A la rentrée, Andrée, bien que promise au mariage, se voit néanmoins autorisée à suivre des cours à la Sorbonne. Elle choisit les lettres tandis que Sylvie s’inscrit en philosophie. Un autre garçon va alors entrer dans la vie des «inséparables», Pascal Blondel, étudiant comme elles.

Maurice Merleau-Ponty étudiant © Coll. part. 

Dans la réalité, Maurice Merleau-Ponty. Le philosophe, condisciple de Simone de Beauvoir et de Jean-Paul Sartre, le futur auteur de L’Œil et l’esprit, qui, à son début, sera de l’aventure des Temps modernes. Ici, il faut abandonner la fiction. Au printemps 1929, après un séjour berlinois, Zaza rencontre Maurice et leur amitié se mue bientôt en amour. Mais la famille de Merleau-Ponty ne veut pas de cette relation. Maurice, qui n’ose pas affronter ses parents, tergiverse; Zaza se bat, mais en vain. 

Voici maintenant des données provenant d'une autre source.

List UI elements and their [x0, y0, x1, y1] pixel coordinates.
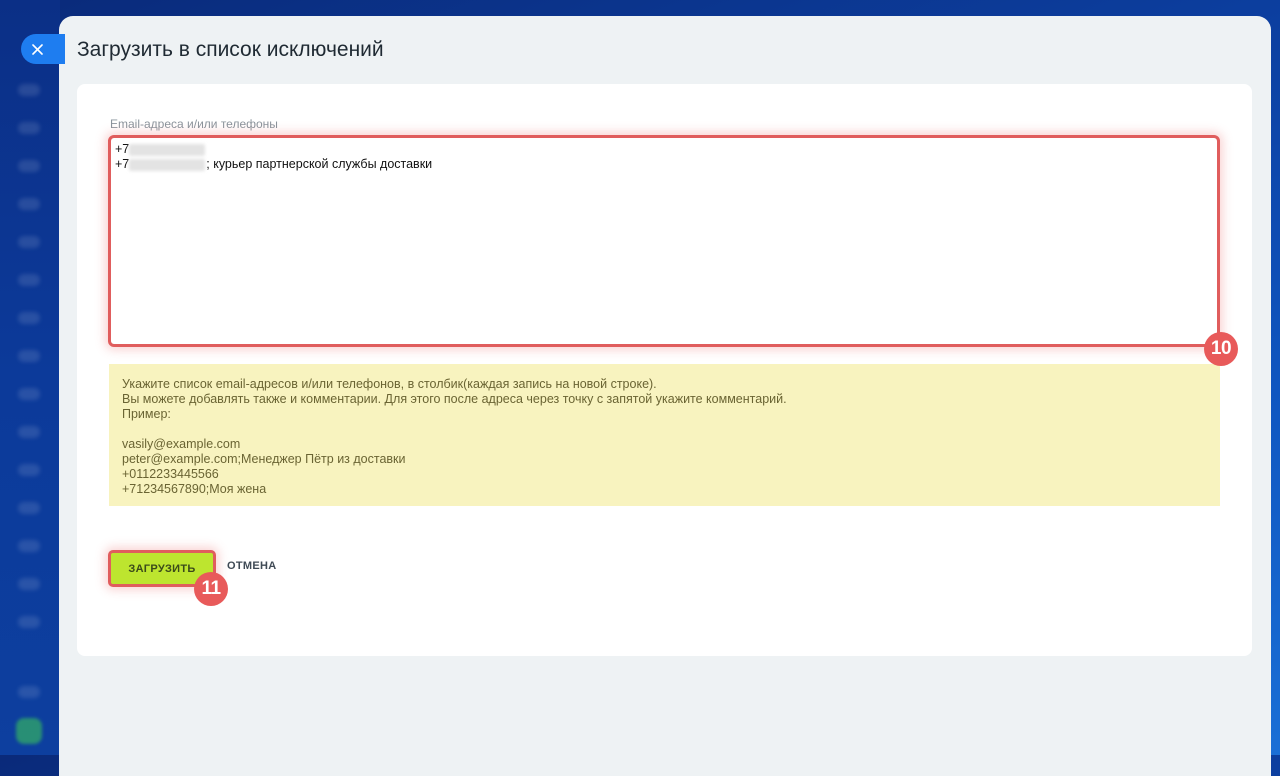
sidebar-blurred-item [18, 236, 40, 248]
step-badge-upload: 11 [194, 572, 228, 606]
hint-box: Укажите список email-адресов и/или телеф… [109, 364, 1220, 506]
sidebar-blurred-app-icon [16, 718, 42, 744]
hint-spacer [122, 422, 1207, 437]
contacts-textarea[interactable]: +7 +7 ; курьер партнерской службы достав… [108, 135, 1220, 347]
dialog-panel: Загрузить в список исключений Email-адре… [59, 16, 1271, 776]
dialog-title: Загрузить в список исключений [77, 38, 384, 61]
sidebar-blurred-item [18, 350, 40, 362]
hint-line: Пример: [122, 407, 171, 421]
close-icon [32, 43, 43, 55]
redacted-phone [129, 158, 206, 171]
sidebar-blurred-item [18, 578, 40, 590]
textarea-line: +7 [115, 142, 1213, 157]
sidebar-blurred-item [18, 160, 40, 172]
redacted-phone [129, 143, 206, 156]
background-sidebar [0, 0, 60, 755]
sidebar-blurred-item [18, 686, 40, 698]
line-comment: ; курьер партнерской службы доставки [206, 157, 433, 171]
sidebar-blurred-item [18, 540, 40, 552]
sidebar-blurred-item [18, 464, 40, 476]
phone-prefix: +7 [115, 142, 130, 156]
sidebar-blurred-item [18, 122, 40, 134]
hint-example: +0112233445566 [122, 467, 219, 481]
sidebar-blurred-item [18, 616, 40, 628]
sidebar-blurred-item [18, 426, 40, 438]
field-label: Email-адреса и/или телефоны [110, 117, 278, 131]
step-badge-textarea: 10 [1204, 332, 1238, 366]
form-card: Email-адреса и/или телефоны +7 +7 ; курь… [77, 84, 1252, 656]
hint-example: peter@example.com;Менеджер Пётр из доста… [122, 452, 406, 466]
hint-example: vasily@example.com [122, 437, 241, 451]
cancel-button[interactable]: ОТМЕНА [227, 560, 276, 572]
textarea-line: +7 ; курьер партнерской службы доставки [115, 157, 1213, 172]
sidebar-blurred-item [18, 84, 40, 96]
sidebar-blurred-item [18, 198, 40, 210]
close-button[interactable] [21, 34, 65, 64]
sidebar-blurred-item [18, 274, 40, 286]
phone-prefix: +7 [115, 157, 130, 171]
sidebar-blurred-item [18, 502, 40, 514]
sidebar-blurred-item [18, 312, 40, 324]
hint-example: +71234567890;Моя жена [122, 482, 267, 496]
hint-line: Вы можете добавлять также и комментарии.… [122, 392, 787, 406]
hint-line: Укажите список email-адресов и/или телеф… [122, 377, 657, 391]
sidebar-blurred-item [18, 388, 40, 400]
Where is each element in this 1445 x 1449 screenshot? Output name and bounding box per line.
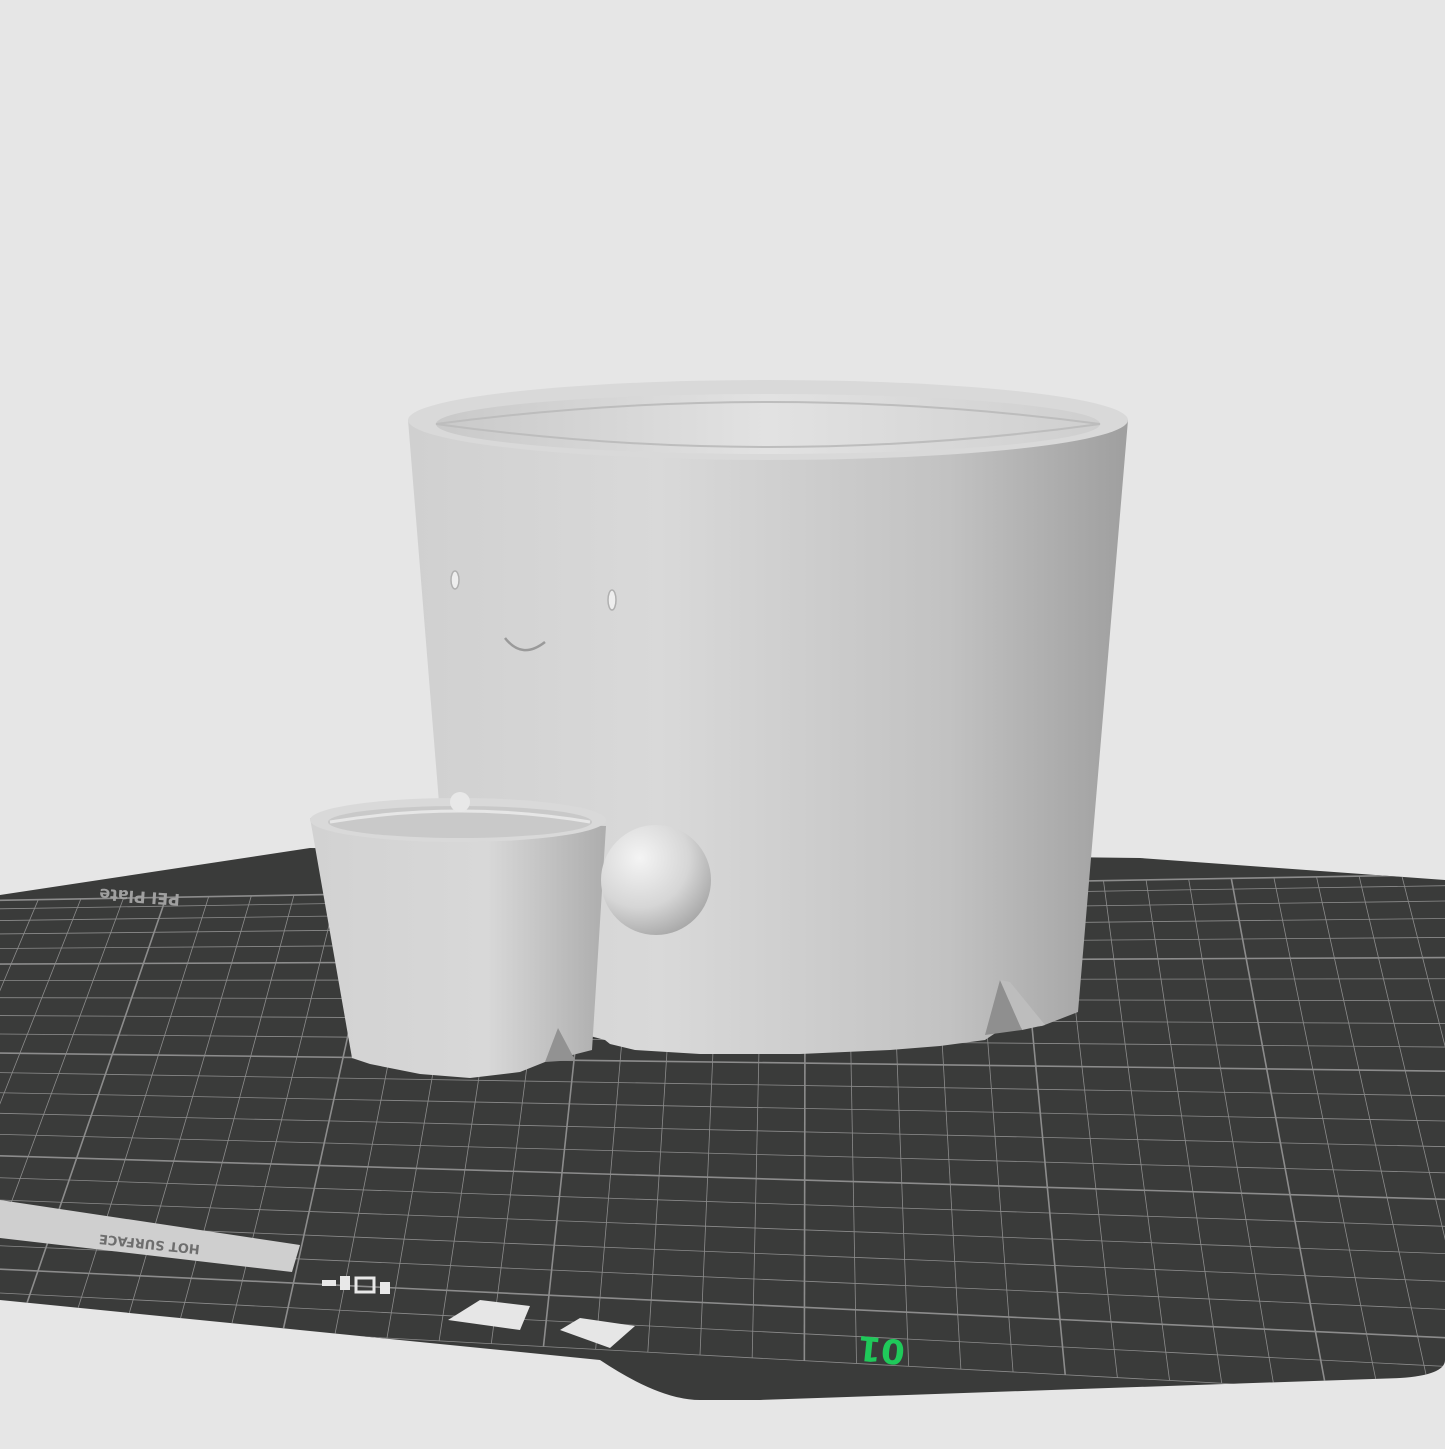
small-planter-pot[interactable]	[310, 792, 606, 1078]
left-eye-icon	[450, 570, 460, 590]
ball[interactable]	[601, 825, 711, 935]
3d-viewport[interactable]: HOT SURFACE PEI Plate 01	[0, 0, 1445, 1445]
viewport-scene: HOT SURFACE PEI Plate 01	[0, 380, 1445, 1400]
ball-sphere	[601, 825, 711, 935]
small-pot-knob	[450, 792, 470, 812]
right-eye-icon	[607, 589, 617, 611]
plate-number: 01	[856, 1327, 907, 1372]
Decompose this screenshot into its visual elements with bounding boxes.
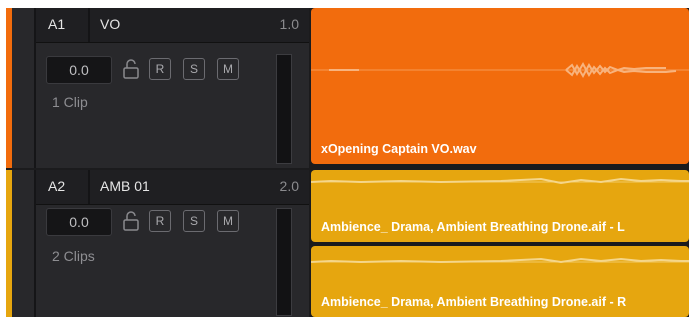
audio-meter xyxy=(276,208,292,316)
frame-bottom xyxy=(0,317,689,323)
divider xyxy=(88,8,90,42)
waveform xyxy=(311,257,689,264)
track-color-strip xyxy=(6,8,12,168)
volume-field[interactable]: 0.0 xyxy=(46,208,112,236)
track-header-a1[interactable]: A1 VO 1.0 0.0 R S M 1 Clip xyxy=(6,8,309,168)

Dans la nouvelle, Andrée, que l’on veut expédier pour deux ans en Angleterre après quoi seulement elle pourra se fiancer à Pascal, se rend chez le père de ce dernier. Elle découvre alors que son fils ne lui a jamais parlé et qu’il ignore tout d’elle. Cette révélation va en quelque sorte causer sa fin. Au retour de sa visite, Andrée est prise de fièvre. Quelques jours plus tard, comme Zaza, elle succombe des suites d’une encéphalite aiguë. Sylvie, qui n’a pu revoir son amie durant sa maladie, assiste à ses obsèques dans les Landes où Andrée est inhumée «parmi les poussières de ses ancêtres.» Sur sa tombe, on a déposé des brassées de fleurs blanches. «Je compris obscurément qu’Andrée était morte étouffée par cette blancheur. Avant de prendre mon train, je déposai sur les gerbes immaculées trois roses rouges.»


Simone de Beauvoir, Les Inséparables, L'Herne, 2020.